NTHU-LSALAB / KubeShare

Share GPU between Pods in Kubernetes
Apache License 2.0
193 stars 42 forks source link

Scheduling before resource updated #18

Closed hwan94 closed 1 year ago

hwan94 commented 2 years ago

Hi, I appreciate your efforts in sharing GPUs in Kubernetes. We tried to run KubeShare scheduler in our cluster, and we found an issue.

Some sharepods are waiting, because there is not enough GPU resources. When KubeShare schedule sharepods, it need to synchronize current resource of nodes in cluster. However, instead of waiting for the scheduled sharepod to be updated, the next sharepod will be scheduled immediately.
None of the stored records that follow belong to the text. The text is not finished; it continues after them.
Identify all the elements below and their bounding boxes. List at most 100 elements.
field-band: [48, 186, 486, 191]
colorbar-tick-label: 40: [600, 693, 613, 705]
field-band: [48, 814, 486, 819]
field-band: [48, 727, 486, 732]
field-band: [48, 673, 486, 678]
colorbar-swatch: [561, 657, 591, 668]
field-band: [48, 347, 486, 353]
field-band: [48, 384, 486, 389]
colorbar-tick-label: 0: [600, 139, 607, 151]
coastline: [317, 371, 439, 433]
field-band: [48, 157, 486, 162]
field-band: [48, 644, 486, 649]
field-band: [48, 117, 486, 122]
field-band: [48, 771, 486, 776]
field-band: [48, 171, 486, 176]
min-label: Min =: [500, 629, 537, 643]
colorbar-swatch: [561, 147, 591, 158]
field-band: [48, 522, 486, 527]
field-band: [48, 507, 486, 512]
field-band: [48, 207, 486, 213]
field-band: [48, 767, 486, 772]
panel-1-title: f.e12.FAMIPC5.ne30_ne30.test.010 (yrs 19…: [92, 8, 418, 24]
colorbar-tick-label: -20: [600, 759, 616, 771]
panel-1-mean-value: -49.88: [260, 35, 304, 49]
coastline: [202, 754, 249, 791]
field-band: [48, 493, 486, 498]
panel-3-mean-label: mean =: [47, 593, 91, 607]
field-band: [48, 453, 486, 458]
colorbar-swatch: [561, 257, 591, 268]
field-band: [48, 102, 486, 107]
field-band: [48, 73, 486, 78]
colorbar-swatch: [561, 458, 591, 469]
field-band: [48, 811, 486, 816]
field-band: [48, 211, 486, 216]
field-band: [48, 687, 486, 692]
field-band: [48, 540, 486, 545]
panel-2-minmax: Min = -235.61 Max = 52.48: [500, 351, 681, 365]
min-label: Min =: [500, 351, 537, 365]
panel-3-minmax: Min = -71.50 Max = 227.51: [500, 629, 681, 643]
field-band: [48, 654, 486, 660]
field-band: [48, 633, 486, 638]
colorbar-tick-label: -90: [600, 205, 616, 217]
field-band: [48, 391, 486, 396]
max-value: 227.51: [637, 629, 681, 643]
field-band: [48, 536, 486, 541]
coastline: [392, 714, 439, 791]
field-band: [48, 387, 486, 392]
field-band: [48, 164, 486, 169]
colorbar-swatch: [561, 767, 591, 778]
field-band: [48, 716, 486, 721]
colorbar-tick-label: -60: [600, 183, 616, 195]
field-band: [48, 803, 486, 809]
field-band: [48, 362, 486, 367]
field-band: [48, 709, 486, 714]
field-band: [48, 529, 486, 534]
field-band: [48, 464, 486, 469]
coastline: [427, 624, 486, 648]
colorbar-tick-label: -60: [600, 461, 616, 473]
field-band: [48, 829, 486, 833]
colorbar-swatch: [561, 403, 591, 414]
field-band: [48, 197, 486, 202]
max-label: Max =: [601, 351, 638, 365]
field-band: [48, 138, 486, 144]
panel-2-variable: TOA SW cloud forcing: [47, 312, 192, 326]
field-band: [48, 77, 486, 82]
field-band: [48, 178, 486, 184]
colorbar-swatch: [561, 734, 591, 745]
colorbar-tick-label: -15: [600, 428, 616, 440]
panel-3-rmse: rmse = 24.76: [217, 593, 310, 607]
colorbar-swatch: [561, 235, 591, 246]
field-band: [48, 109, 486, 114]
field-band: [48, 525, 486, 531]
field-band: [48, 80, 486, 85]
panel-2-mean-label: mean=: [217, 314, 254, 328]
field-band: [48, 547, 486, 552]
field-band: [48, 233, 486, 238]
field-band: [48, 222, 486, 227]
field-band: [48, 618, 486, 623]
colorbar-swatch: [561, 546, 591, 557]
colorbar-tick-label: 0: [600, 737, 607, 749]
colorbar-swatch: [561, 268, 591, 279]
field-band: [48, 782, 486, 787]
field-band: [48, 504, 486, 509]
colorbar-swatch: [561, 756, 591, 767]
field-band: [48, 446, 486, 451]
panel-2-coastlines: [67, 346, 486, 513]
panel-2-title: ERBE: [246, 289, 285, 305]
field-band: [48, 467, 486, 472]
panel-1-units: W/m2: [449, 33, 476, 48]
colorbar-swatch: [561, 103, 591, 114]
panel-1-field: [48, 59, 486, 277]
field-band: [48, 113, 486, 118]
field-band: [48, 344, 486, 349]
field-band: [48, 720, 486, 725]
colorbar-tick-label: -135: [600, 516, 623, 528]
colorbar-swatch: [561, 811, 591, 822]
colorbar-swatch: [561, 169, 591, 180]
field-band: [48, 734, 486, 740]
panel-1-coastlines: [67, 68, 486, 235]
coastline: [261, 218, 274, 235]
So maybe it needs to add code to wait for the scheduled sharepod to be updated. We solved the issue by adding the code below to 'syncHandler' function in 'KubeShare/pkg/scheduler/controller.go.'

for sharepod.Spec.NodeName != schedNode && sharepod.ObjectMeta.Annotations[kubesharev1.KubeShareResourceGPUID] != schedGPUID {
    sharepod, err = c.sharepodsLister.SharePods(namespace).Get(name)
    if err != nil {
        if errors.IsNotFound(err) {
            utilruntime.HandleError(fmt.Errorf("SharePod '%s' in work queue no longer exists", key))
            return nil
        }
        return err
    }
}

Thank you for your great work!

jchou-git commented 2 years ago

Many thanks to your feedback. We are glad that you are interested in our work.

hwan94 commented 1 year ago

And I think you miss 'wait.Done()'

if cannotScheduled {
    wait.Done()
    return
}

at 'syncNodeResources' function in 'KubeShare/pkg/scheduler/sync_resources.go'

When the node cannot be scheduled, because of its taint, the scheduler waits forever.